Sony a également pensé aux autres personnes présentes dans la pièce, en affichant ce que voit le joueur équipé du casque sur le téléviseur. À ce propos, je ne sais pas si mon écran est fautif ou pas mais, au bout d’un certain temps de jeu, la résolution baisse drastiquement et l’affichage n’est plus en plein écran.

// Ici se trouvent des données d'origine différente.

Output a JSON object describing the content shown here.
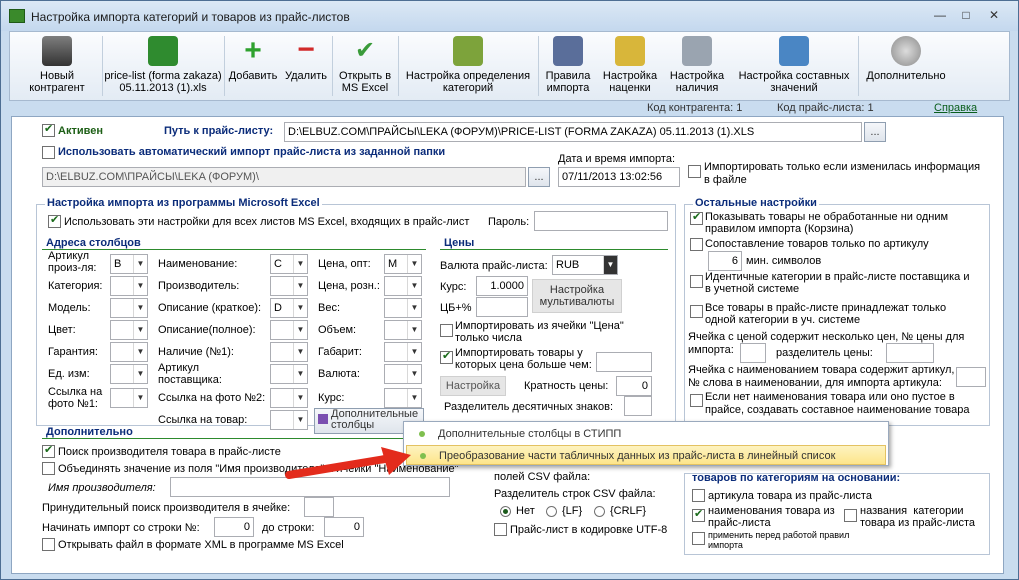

Étant donné que certains jeux demandent la participation de personnes devant l’écran de télévision, ce problème peut s’avérer vraiment dérangeant pour eux.

Pour ce qui est de la détection des mouvements, il n’y a rien à redire : le casque fait le travail, et aucun décalage perceptible n’est à déplorer, même pour des jeux plutôt nerveux comme RIGS ou DriveClub VR , limitant donc le motion sickness dont certains souffrent.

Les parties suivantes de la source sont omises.